HHIF also stimulated [³H]thymidine incorporation into DNA. This effect was significant at concentrations of 0.2 and 0.02 U/mL (Fig 5A). Verapamil (10⁻⁵ mol/L) abolished HHIF (0.02 and 0.2 U/mL)–stimulated thymidine incorporation into DNA (Fig 6). TMB-8 (10⁻⁵ mol/L) also blocked the HHIF-induced effect on thymidine incorporation into DNA (Fig 6).

A dose-dependent increase in the number of viable cells after 24 hours of incubation in the presence of HHIF was observed (Fig 5B). This effect was partially inhibited by verapamil (10⁻⁵ mol/L) and TMB-8 (10⁻⁵ mol/L) (Fig 7).

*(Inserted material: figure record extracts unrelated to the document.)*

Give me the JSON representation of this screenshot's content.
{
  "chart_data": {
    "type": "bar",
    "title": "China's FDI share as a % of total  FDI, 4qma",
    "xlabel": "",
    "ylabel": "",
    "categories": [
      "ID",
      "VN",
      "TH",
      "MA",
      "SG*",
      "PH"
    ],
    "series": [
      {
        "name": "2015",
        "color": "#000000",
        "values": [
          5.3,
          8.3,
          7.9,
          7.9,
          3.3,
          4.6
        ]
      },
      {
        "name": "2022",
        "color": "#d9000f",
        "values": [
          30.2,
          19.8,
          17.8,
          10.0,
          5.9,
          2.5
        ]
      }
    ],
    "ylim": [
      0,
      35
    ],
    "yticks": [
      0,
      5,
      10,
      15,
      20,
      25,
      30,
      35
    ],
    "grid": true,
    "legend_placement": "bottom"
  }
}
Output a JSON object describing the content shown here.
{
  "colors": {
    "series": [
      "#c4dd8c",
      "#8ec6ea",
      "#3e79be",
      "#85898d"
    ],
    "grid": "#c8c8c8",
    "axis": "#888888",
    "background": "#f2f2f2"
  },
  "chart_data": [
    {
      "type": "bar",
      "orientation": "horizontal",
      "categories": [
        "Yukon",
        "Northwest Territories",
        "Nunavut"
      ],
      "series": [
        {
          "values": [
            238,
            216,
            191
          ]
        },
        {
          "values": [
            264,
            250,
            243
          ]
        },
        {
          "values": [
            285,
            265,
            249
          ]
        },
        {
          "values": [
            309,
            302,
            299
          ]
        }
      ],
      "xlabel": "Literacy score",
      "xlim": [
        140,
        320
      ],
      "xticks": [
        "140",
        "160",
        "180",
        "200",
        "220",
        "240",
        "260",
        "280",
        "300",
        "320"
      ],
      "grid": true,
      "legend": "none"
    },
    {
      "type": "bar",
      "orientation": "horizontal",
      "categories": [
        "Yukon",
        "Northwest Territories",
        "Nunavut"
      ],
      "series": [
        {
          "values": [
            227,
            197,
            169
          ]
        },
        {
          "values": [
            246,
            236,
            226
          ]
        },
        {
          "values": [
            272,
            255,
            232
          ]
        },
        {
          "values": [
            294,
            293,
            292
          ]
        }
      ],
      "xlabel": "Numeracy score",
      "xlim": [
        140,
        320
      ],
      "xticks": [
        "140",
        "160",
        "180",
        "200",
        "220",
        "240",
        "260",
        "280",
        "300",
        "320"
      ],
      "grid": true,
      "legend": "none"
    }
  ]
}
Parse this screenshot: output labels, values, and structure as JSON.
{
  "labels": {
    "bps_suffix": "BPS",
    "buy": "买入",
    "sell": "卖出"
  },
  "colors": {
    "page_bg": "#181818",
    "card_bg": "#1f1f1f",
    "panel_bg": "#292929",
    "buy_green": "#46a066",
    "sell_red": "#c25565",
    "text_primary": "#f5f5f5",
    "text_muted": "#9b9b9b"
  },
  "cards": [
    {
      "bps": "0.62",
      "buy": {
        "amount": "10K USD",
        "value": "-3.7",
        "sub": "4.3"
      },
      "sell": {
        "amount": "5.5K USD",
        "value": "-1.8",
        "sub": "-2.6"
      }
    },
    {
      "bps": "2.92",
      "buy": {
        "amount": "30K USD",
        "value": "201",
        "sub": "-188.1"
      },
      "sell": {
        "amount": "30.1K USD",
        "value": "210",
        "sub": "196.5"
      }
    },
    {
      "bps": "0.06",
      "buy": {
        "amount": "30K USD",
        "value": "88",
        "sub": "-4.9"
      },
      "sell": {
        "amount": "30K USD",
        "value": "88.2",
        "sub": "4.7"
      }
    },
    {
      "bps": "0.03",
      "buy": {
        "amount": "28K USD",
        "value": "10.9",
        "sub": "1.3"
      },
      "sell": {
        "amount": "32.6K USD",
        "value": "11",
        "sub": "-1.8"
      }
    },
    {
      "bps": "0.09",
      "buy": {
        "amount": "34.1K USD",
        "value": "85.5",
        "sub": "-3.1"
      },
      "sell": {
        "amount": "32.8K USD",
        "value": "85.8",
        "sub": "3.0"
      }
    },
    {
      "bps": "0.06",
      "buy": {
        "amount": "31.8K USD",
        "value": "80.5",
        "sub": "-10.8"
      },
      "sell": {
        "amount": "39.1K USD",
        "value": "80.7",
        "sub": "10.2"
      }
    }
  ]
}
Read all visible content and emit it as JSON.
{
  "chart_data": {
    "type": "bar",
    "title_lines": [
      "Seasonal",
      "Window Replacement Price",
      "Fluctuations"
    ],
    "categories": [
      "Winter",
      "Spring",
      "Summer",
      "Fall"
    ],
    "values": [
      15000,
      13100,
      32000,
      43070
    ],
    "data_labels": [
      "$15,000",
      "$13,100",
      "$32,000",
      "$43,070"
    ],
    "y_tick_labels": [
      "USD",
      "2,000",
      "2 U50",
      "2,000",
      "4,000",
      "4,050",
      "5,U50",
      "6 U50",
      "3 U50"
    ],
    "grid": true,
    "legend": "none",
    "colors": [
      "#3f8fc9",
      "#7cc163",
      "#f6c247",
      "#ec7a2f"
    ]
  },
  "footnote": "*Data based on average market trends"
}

Fig 8 shows representative agarose gel electrophoresis of amplification products by reverse transcriptase–PCR of c-fos, c-jun, and actin genes. In cells treated for 30 minutes with 0.1 FCS, cDNA amplification gave a band of approximately 195 bp, which is consistent with the calculated size of the c-fos gene (Fig 8A, lane 2). Treatment with 0.2 U/mL HHIF induced the expression of c-fos mRNA (Fig 8A, lane 3); this expression was not observed in quiescent cells (Fig 8A, lane 1). A band of approximately 310 bp, corresponding to the calculated size of the actin gene, appeared with all treatments (Fig 8).

Expression of the c-jun gene (440 bp) (Fig 8B) was observed in cells incubated with 0.2 U/mL HHIF (Fig 8B, lane 3) and in cells treated with 0.1 FCS (Fig 8B, lane 2) but not in quiescent cells.